When regulators are thinking about risks and benefits, they cannot help but think about a risk that might not appear in the medical calculations but will weigh heavily in their own minds: the risk to themselves and their reputations if, however unlikely, they allow a harmful product into circulation.
It is tempting to say that regulators need to be able to rise above a concern for their own reputation. But this is too quick. The problem is not simply the individual who took the decision – who even knows who approved thalidomide? The problem is one of general trust in authorities, and especially those authorities with a special role in protecting our safety. They are the very last people we should expect to run risks. Of course, no system is completely failsafe, and there will always be mistakes, but regulators want to make sure that they do not lose the trust of the public. If we move to a public culture where many medications are viewed with suspicion, and the general public refuses to take them, the health effects could be colossal. Here, then, the precautionary approach and the utilitarian approach may converge.
In the German case, even this is in question. Contrary to their intentions, halting the programme may have whipped up fears rather than provided reassurance, and increased suspicions of all vaccines.

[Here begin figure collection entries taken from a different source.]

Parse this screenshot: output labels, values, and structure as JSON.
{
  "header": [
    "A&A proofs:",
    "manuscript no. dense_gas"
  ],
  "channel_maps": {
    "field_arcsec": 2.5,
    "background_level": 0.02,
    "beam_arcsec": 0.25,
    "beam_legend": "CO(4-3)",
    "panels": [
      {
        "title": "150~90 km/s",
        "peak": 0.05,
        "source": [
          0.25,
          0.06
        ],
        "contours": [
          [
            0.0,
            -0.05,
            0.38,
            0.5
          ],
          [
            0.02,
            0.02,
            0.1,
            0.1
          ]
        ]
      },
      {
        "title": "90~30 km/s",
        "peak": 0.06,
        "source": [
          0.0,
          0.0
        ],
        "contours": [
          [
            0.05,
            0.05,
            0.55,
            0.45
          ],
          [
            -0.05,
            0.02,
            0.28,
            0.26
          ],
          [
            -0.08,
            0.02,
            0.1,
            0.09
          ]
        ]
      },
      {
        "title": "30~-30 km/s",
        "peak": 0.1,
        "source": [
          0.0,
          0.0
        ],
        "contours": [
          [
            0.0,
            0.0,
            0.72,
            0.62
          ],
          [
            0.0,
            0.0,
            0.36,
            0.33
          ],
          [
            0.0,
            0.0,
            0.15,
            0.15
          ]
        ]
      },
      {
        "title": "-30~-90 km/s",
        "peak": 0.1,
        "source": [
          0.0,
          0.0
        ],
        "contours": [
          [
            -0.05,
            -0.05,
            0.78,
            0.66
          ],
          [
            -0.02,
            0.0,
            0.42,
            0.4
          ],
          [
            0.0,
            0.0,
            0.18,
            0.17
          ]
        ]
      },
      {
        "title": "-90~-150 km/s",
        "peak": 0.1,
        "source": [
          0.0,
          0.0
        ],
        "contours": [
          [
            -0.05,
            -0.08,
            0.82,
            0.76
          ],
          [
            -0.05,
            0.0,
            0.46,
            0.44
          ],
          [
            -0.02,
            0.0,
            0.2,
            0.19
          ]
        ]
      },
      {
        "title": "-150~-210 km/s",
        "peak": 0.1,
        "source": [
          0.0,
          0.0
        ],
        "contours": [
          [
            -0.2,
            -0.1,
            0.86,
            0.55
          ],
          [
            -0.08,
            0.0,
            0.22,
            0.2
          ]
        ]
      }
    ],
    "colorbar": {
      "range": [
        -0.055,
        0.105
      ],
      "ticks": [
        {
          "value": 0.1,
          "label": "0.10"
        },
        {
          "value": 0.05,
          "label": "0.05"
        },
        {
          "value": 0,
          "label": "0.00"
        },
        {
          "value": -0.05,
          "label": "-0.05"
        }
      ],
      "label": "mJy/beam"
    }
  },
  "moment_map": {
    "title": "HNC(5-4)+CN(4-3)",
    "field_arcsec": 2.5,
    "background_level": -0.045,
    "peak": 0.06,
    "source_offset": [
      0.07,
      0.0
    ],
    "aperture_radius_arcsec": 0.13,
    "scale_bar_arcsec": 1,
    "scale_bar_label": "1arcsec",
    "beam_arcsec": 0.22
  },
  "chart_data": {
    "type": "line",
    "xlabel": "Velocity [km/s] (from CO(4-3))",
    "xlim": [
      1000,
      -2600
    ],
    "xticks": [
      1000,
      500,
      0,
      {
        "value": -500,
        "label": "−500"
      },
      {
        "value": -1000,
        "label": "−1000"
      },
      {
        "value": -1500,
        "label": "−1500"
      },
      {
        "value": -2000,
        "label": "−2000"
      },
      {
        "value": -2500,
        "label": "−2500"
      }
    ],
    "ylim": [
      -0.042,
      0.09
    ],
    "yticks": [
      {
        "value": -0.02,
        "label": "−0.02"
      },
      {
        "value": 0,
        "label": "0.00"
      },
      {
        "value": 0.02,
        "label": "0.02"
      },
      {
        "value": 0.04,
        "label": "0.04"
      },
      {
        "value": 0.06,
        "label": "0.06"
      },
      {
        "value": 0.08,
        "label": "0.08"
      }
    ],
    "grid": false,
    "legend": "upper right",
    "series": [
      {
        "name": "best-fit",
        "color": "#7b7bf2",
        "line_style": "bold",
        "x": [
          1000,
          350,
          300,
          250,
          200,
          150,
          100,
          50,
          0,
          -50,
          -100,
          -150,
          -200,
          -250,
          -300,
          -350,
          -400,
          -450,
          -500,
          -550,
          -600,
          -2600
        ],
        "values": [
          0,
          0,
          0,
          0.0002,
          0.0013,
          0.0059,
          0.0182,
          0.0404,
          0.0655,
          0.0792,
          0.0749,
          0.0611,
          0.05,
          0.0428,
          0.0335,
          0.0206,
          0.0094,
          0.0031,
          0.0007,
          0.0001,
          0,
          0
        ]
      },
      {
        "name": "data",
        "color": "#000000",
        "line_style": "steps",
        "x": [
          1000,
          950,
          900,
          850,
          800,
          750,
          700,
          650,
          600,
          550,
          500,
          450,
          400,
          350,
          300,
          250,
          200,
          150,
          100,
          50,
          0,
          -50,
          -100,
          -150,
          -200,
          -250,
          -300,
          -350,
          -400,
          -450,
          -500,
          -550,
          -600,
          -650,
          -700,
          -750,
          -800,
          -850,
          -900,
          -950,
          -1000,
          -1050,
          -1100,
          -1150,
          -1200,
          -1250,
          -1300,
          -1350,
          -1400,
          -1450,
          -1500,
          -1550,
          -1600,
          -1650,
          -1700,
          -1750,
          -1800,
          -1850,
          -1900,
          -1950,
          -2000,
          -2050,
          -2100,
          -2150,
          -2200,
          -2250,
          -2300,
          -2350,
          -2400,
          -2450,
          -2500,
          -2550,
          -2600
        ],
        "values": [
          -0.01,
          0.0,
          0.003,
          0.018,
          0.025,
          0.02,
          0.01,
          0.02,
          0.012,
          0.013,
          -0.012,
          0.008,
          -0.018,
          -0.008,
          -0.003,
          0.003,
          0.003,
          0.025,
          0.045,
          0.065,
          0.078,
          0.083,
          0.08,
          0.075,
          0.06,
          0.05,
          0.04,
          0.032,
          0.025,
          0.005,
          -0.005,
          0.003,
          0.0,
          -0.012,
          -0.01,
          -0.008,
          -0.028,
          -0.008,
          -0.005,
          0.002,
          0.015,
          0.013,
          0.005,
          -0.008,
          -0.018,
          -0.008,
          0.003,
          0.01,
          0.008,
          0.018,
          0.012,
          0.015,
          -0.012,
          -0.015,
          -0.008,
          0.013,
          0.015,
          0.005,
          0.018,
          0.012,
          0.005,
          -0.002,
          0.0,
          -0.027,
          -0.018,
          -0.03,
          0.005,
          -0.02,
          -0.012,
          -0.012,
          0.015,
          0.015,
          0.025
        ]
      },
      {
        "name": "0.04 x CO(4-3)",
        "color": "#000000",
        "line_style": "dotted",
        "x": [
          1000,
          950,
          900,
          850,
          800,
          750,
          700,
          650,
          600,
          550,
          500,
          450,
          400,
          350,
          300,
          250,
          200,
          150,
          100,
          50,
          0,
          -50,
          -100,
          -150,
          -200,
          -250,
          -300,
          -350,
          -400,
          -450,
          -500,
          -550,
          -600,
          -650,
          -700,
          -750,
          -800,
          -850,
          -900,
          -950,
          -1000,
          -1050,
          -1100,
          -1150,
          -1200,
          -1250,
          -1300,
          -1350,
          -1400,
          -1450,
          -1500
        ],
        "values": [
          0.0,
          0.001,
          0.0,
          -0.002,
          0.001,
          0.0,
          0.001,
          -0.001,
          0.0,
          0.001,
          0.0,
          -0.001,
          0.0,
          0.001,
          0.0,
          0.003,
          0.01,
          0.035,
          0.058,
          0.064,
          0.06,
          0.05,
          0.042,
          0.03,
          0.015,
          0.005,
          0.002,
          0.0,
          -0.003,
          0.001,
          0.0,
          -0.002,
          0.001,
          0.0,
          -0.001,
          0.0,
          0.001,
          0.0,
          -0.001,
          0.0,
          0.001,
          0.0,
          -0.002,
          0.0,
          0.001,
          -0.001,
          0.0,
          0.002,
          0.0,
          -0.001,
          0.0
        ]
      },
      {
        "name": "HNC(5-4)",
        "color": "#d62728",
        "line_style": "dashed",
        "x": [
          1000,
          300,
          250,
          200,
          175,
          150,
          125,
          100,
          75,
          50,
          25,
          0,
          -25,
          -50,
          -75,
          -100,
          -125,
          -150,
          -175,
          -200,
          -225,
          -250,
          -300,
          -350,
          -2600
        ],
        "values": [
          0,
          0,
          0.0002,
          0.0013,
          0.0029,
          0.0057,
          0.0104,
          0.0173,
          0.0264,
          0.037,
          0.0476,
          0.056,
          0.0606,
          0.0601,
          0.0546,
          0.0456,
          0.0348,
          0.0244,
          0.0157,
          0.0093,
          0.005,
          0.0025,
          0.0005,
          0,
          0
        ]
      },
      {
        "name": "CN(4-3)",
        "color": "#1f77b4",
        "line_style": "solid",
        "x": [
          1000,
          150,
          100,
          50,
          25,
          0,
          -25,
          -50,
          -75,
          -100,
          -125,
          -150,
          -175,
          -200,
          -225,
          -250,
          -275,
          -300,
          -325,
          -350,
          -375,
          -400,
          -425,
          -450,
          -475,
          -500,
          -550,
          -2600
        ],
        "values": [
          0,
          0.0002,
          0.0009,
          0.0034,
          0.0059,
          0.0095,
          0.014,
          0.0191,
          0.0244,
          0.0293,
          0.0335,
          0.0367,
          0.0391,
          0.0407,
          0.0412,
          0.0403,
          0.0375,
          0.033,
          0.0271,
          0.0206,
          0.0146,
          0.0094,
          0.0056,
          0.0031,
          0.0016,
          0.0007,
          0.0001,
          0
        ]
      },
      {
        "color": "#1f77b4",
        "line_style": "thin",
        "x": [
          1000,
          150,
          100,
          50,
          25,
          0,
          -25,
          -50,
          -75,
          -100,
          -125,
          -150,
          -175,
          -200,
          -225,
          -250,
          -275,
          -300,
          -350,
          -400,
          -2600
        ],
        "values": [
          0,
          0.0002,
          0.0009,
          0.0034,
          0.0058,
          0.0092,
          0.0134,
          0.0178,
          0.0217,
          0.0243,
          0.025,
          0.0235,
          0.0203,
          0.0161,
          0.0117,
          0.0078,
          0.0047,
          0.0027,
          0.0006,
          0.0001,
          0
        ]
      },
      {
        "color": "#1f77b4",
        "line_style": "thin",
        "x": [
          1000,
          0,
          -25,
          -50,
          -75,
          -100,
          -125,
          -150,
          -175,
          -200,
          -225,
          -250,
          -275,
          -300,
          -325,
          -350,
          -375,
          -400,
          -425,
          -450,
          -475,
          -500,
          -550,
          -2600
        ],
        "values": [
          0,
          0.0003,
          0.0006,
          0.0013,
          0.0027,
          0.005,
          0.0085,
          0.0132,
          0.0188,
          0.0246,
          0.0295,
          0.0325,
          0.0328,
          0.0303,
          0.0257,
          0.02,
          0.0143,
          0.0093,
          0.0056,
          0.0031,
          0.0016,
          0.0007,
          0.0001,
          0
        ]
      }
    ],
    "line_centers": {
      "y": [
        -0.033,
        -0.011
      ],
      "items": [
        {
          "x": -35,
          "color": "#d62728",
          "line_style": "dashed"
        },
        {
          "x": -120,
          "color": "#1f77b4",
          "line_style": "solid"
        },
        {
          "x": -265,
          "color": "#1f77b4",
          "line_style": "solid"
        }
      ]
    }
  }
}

What should regulators do now, in addition to scrambling to find as much high-quality evidence as they can? This is far from an easy question. Some commentators will be tempted to return to the consequentialist argument, and recommend that they follow the policy that has the highest chance of saving the most lives. Of course, this should be a key part of any reasoning; but to think the moral considerations begin and end with a simple formula is to abdicate moral responsibility, not exercise it.
Note: Facts in this article should be correct at time of writing, but the situation is changing rapidly.
Jonathan Wolff is Alfred Landecker Professor of Values and Public Policy at the Blavatnik School of Government.